So progressiv und Technologie versessen die Koreaner manchmal auch sind, sie schaffen immer wieder den Spagat zurück zu den Ursprüngen ihrer Kultur. Der Grund warum – anders als der sprunghafte wirtschaftliche Fortschritt der letzten 25 Jahre – die Gesellschaft sich nur im Schneckentempo wandelt. Einige nennen sie traditionsbewusst, andere streng konservativ – hat man aber den wichtigen Stellenwert der nonverbalen Kommunikation erkannt (da kann ein JA schon mal ein NEIN bedeuten und eine gewisse Feinfühligkeit unausgesprochene Dinge zu „hören“ bzw. Erwartungen richtig zu erraten wird vom Gegenüber vorausgesetzt), dann kann eigentlich nicht mehr viel schief gehen. Ich musste dort auch schon oft grübeln, um nicht als Gefühlsdumpfbacke aufzufallen…

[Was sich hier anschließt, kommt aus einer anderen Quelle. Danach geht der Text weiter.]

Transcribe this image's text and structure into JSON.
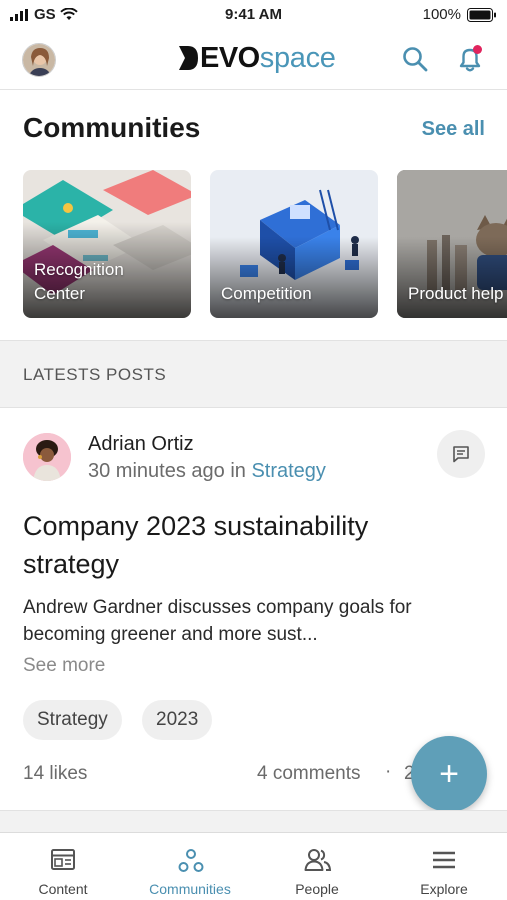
{
  "status_bar": {
    "carrier": "GS",
    "time": "9:41 AM",
    "battery": "100%"
  },
  "header": {
    "brand_bold": "EVO",
    "brand_light": "space",
    "notification_dot_color": "#e0245e",
    "accent_color": "#4a8fb0"
  },
  "communities": {
    "title": "Communities",
    "see_all": "See all",
    "cards": [
      {
        "label": "Recognition Center",
        "label_line1": "Recognition",
        "label_line2": "Center"
      },
      {
        "label": "Competition"
      },
      {
        "label": "Product help"
      }
    ]
  },
  "latest_posts": {
    "heading": "LATESTS POSTS"
  },
  "post": {
    "author": "Adrian Ortiz",
    "time_prefix": "30 minutes ago in ",
    "community": "Strategy",
    "title": "Company 2023 sustainability strategy",
    "excerpt": "Andrew Gardner discusses company goals for becoming greener and more sust...",
    "see_more": "See more",
    "tags": [
      "Strategy",
      "2023"
    ],
    "likes": "14 likes",
    "comments": "4 comments",
    "separator": "·",
    "extra": "2"
  },
  "fab": {
    "label": "+"
  },
  "bottom_nav": {
    "items": [
      {
        "label": "Content",
        "icon": "content-icon",
        "active": false
      },
      {
        "label": "Communities",
        "icon": "communities-icon",
        "active": true
      },
      {
        "label": "People",
        "icon": "people-icon",
        "active": false
      },
      {
        "label": "Explore",
        "icon": "menu-icon",
        "active": false
      }
    ]
  }
}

Etwas länger gegrübelt habe ich ebenfalls bei diesen Bildern, ob ich sie hier überhaupt posten soll. Bilder vom Charye unserer Familie. Persönliche Bilder, irgendwie sehr persönlich sogar und daher auch besonders persönlich blurry. Aber euch wollte ich einen typischen Tisch (Jesa-Sang) nicht vorenthalten.

Die Speisen, die Anzahl (immer eine ungerade Zahl) und die Anordnung sind geregelt: in der ersten Reihe frische und getrocknete Früchte mit Süßigkeiten; in der zweiten Reihe getrockneter Fisch mit dem Kopf gen Osten, verschieden farbige Namul und ein Dessertgetränk aus Gerstenmalz und Reis (Sikhye); in der dritten Reihe Variationen von Jeon (Gebratenes s. Bild ganz oben) aus Fleisch, Fisch, Gemüse, Tofu und nochmals Fisch in gedämpfter Form; in der letzten Reihe ist der eigentliche Essensplatz mit Trinkschale, Reis, Suppe und Besteck, daneben ein ganzes Stück Fleisch (Steak und/oder ganzes Hähnchen) und gegenüberliegend Reiskuchen. Alle Speisen werden ohne Knoblauch und Chili zubereitet, um die diesmal gewünschten (guten) Geister des Hauses nicht zu vertreiben, aus gleichem Grund meidet man auch alle roten Speisen.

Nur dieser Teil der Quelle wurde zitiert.